War has displaced Afghans from their homes and from their country for over three decades. With the assistance of the largest repatriation program coordinated by the United Nations High Commissioner for Refugees (UNHCR), five million Afghans returned from Pakistan and Iran between 2002 and 2011. However, the rate of refugee returns has declined significantly since 2008 due to worsening security in Afghanistan.

26 The Afghanistan that these return refugees encounter upon their arrival is far from the economically and politically stable country that they might have hoped for. One third of Afghans survive on less than $1 a day and another third barely earn more. Access to health care is very limited, with a ratio of only two doctors for every 10,000 Afghans (the US has 27). Every 27 minutes, an Afghan woman dies from a pregnancy-related condition, contributing to an average life expectancy for Afghan women of a mere 43 years.
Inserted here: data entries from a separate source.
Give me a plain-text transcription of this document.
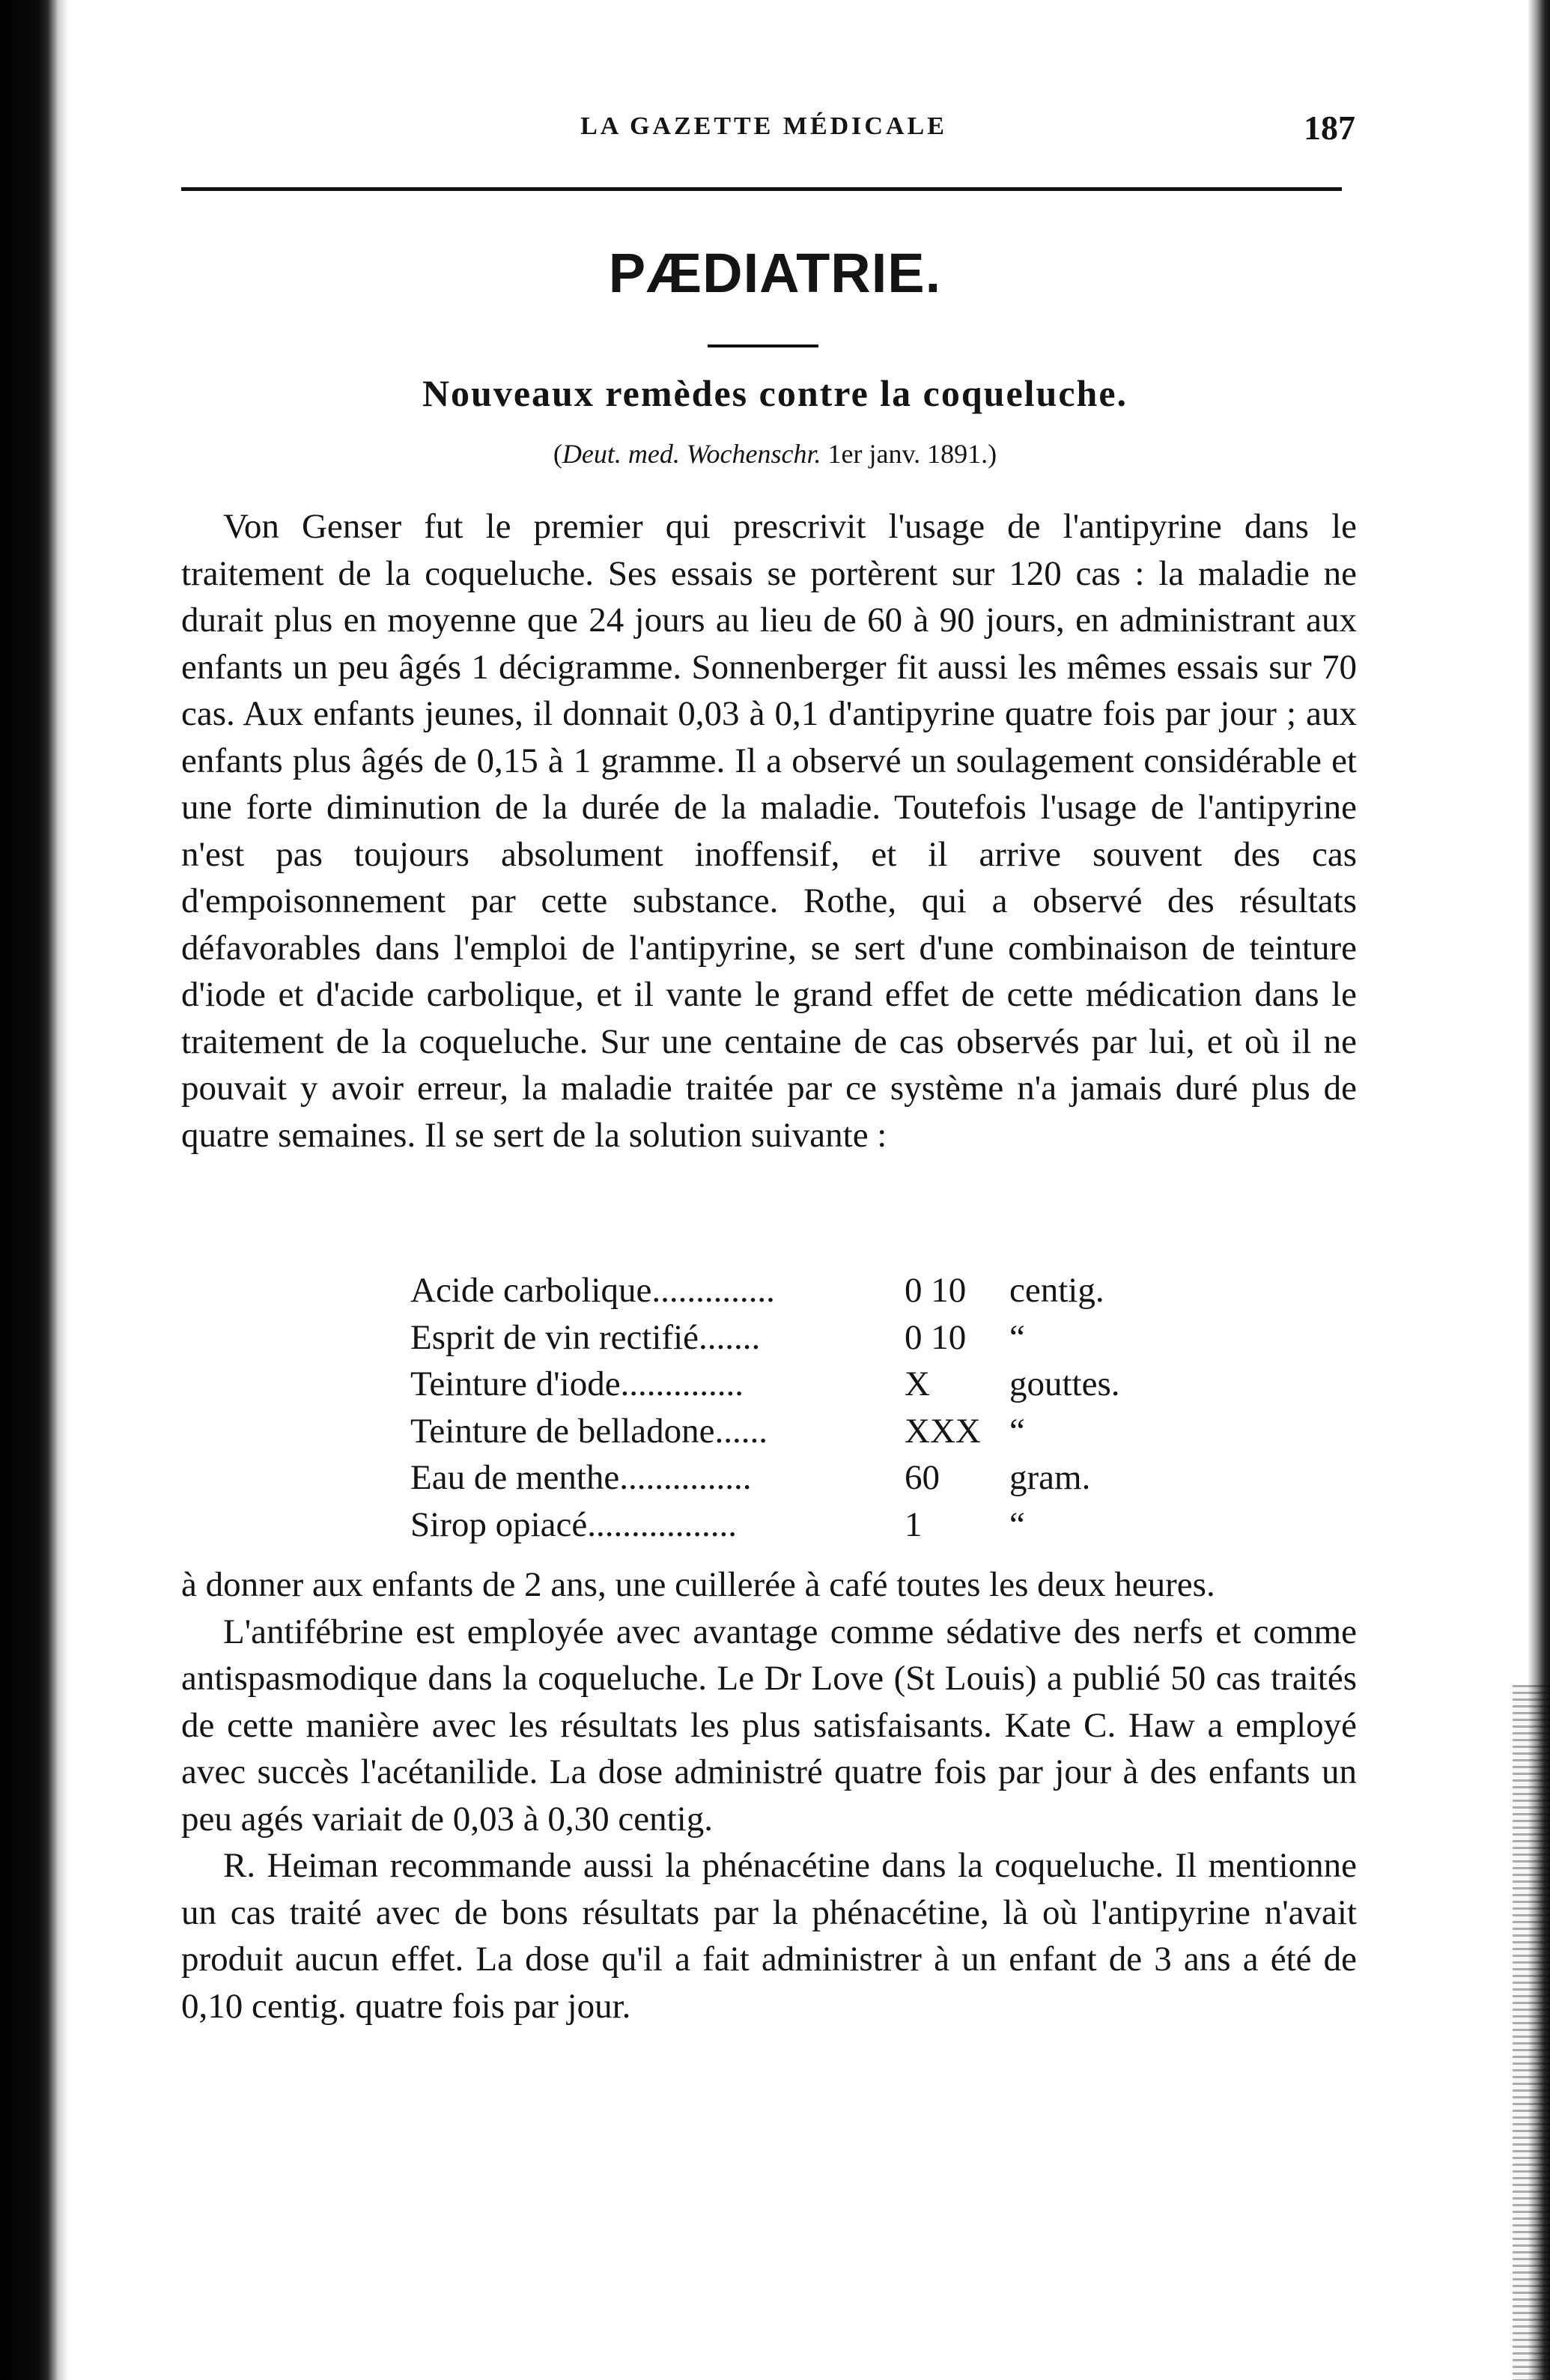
LA GAZETTE MÉDICALE	187
PÆDIATRIE.
Nouveaux remèdes contre la coqueluche.
(Deut. med. Wochenschr. 1er janv. 1891.)

Von Genser fut le premier qui prescrivit l'usage de l'antipyrine dans le traitement de la coqueluche. Ses essais se portèrent sur 120 cas : la maladie ne durait plus en moyenne que 24 jours au lieu de 60 à 90 jours, en administrant aux enfants un peu âgés 1 décigramme. Sonnenberger fit aussi les mêmes essais sur 70 cas. Aux enfants jeunes, il donnait 0,03 à 0,1 d'antipyrine quatre fois par jour ; aux enfants plus âgés de 0,15 à 1 gramme. Il a observé un soulagement considérable et une forte diminution de la durée de la maladie. Toutefois l'usage de l'antipyrine n'est pas toujours absolument inoffensif, et il arrive souvent des cas d'empoisonnement par cette substance. Rothe, qui a observé des résultats défavorables dans l'emploi de l'antipyrine, se sert d'une combinaison de teinture d'iode et d'acide carbolique, et il vante le grand effet de cette médication dans le traitement de la coqueluche. Sur une centaine de cas observés par lui, et où il ne pouvait y avoir erreur, la maladie traitée par ce système n'a jamais duré plus de quatre semaines. Il se sert de la solution suivante :

Acide carbolique..............	0 10 centig.
Esprit de vin rectifié.......	0 10 “
Teinture d'iode..............	X gouttes.
Teinture de belladone......	XXX “
Eau de menthe...............	60 gram.
Sirop opiacé.................	1 “

à donner aux enfants de 2 ans, une cuillerée à café toutes les deux heures.

L'antifébrine est employée avec avantage comme sédative des nerfs et comme antispasmodique dans la coqueluche. Le Dr Love (St Louis) a publié 50 cas traités de cette manière avec les résultats les plus satisfaisants. Kate C. Haw a employé avec succès l'acétanilide. La dose administré quatre fois par jour à des enfants un peu agés variait de 0,03 à 0,30 centig.

R. Heiman recommande aussi la phénacétine dans la coqueluche. Il mentionne un cas traité avec de bons résultats par la phénacétine, là où l'antipyrine n'avait produit aucun effet. La dose qu'il a fait administrer à un enfant de 3 ans a été de 0,10 centig. quatre fois par jour.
The infant mortality rate in Afghanistan is in 2011 the second highest in the world.

As of January 2011, the UNHCR estimates there are approximately 415,000 internally displaced people in Afghanistan.  Many return refugees have been unable to go back to their places of origin for reasons of continued insecurity or the lack of a viable livelihood. Poverty and natural disasters have also contributed to the recent displacement of Afghans, but violence has been the major factor in involuntary migration. Between June 2009 and September 2010, more than 120,000 Afghans fled their homes as a result of armed conflict.

As of 2011, there were still 1.8 million Afghans living in Pakistan given both security and economic instability in their country. However, the country that for decades has hosted Afghan refugees has become the site of extensive military activity that has displaced Pakistanis internally as well as back and forth into Afghanistan.

Many Afghans see their current government, hastily formed under US influence, as a continuation of the power and impunity of warlords rather than a reflection of true democratic participation. Many warlords received US military and financial backing and participated in the Bonn meetings that created Afghanistan’s interim government in 2001. The perception of the Afghan government as corrupt and unjust has only fueled the insurgency and impeded long-awaited peace and well-being in Afghanistan.